6. Как гений и талант соединяются в произведении поэта, несмотря на то, что искони они различаются и даже противостоят друг другу, так же и два деяния, являя собой две силы единого Бога, каким-то образом втайне взаимосвязаны. Но значимость деяния определяет в очередной раз не созидание или талант, а тот отпечаток, который накладывают на него гений и спасение. Сей отпечаток – это стиль, почти что противодействующая сила, противостоящая созиданию и разрушающая его процесс, встречная мелодия, заставляющая вдохновлённого ангела умолкнуть. И, наоборот, в деле пророка стилем является печать, которую спасаемое создание в свою очередь ставит на спасении, эта непроницаемость и даже упорство, с коим создание противостоит искуплению, желая до последнего оставаться во тьме, быть исключительно созданием, перенося таким образом свою сущность в область мысли.
Критический или философский труд, лишённый первоосновной связи с созиданием, обречён на бесплодное существование, подобно тому, как произведение искусства или поэзии, не содержащее в себе критической взыскательности, обречено на забвение. Но сегодня, разойдясь в двух различных направлениях, две божественные sunan отчаянно стремятся к точке соприкосновения, к некой нейтральной границе, где они могли бы вновь обрести утраченное единство. В этом поиске они меняются ролями, которые, однако, остаются неизбежно разделёнными. Когда проблема разобщённости между поэзией и философией впервые осознаётся, Гёльдерлин говорит в письме Нойфферу о философии как о «лечебнице, где неудачливый поэт может найти себе достойное убежище». Сегодня же лечебница философии закрыла ворота, а критики, превратившиеся в «кураторов», неосторожно занимают место художников и имитируют созидание, которое те забросили, в то время как ремесленники, оказавшиеся не у дел, с усердием посвящают себя работе избавления, в коей не осталась больше ничего, что нужно спасать. В обоих случаях созидание и спасение уже не оставляют друг на друге следов стойкого любовного противостояния. Лишившись этих отпечатков и оказавшись по разные стороны границы, они ставят друг перед другом зеркало, в котором они не могут себя узнать.
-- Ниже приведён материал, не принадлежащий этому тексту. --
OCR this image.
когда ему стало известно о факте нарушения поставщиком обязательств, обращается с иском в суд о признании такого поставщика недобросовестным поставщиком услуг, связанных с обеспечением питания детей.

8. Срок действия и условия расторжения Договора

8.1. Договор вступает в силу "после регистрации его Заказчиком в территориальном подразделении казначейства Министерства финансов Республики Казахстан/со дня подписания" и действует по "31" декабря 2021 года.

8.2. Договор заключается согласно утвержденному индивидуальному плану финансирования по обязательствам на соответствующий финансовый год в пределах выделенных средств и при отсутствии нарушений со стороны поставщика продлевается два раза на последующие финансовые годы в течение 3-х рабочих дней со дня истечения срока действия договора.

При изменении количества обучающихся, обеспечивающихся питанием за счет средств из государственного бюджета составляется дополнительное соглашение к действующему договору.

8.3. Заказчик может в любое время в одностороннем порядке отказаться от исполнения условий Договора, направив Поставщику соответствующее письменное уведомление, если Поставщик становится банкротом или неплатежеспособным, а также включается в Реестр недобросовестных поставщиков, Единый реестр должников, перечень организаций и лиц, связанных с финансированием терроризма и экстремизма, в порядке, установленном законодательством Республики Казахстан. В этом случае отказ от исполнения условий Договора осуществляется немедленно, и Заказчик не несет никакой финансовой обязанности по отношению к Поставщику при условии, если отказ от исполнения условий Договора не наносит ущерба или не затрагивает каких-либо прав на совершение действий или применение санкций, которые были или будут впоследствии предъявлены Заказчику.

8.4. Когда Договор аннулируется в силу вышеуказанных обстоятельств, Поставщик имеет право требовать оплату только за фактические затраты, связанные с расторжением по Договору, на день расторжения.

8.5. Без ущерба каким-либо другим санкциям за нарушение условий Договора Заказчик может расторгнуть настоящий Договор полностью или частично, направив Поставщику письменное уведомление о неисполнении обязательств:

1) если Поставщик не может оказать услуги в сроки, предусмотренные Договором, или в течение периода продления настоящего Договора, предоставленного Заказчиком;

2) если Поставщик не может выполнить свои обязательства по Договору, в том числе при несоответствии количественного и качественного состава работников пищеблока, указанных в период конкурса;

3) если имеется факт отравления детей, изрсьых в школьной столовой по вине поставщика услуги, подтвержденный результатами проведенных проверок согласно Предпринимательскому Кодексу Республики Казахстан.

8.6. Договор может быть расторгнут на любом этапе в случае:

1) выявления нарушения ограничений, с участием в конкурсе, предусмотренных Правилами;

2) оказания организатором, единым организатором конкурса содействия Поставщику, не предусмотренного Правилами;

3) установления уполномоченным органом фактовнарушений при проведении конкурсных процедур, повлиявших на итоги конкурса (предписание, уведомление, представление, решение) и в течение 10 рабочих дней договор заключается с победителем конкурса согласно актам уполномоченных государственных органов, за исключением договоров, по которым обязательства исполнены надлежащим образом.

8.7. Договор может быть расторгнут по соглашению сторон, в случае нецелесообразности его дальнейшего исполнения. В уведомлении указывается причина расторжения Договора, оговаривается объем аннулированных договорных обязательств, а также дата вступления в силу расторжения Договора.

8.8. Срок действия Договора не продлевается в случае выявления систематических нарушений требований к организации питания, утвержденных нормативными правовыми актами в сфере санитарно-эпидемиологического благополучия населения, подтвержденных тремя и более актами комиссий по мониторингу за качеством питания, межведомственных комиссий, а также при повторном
7. Каков смысл разделения этой божественной – и человеческой – деятельности на две области творения? И если в конечном счёте, несмотря на разницу их положения, кажется, что их корни уходят в некую общую почву или материю, то в чём проявляется их целостность? Пожалуй, единственный способ дойти до этих общих истоков – толкование задачи спасения как той части созидательной силы ангела, которая осталась без применения и которая, соответственно, может обратиться к самой себе. Подобно тому, как движущая сила предшествует действию и выходит за его пределы, задача избавления предшествует созиданию; и, тем не менее, избавление является лишь неиспользованной созидательной способностью, которая нацелена сама на себя и себя же «спасает». Но что значит в данном случае «спасение»? Ведь в созидании нет ничего, что могло бы в конечном счёте избежать гибели. Не только тем частичкам, которые теряются и забываются с каждым мгновением – повседневное расточительство мелких движений, незначительных ощущений, количество мыслей, молниеносно проносящихся в уме и впустую сказанных повседневных словечек намного превышает отпущенную меру милостивой памяти и архивов избавления – но также и произведениям искусства, изобретениям, плодам долгой, кропотливой работы – всем им рано или поздно суждено исчезнуть.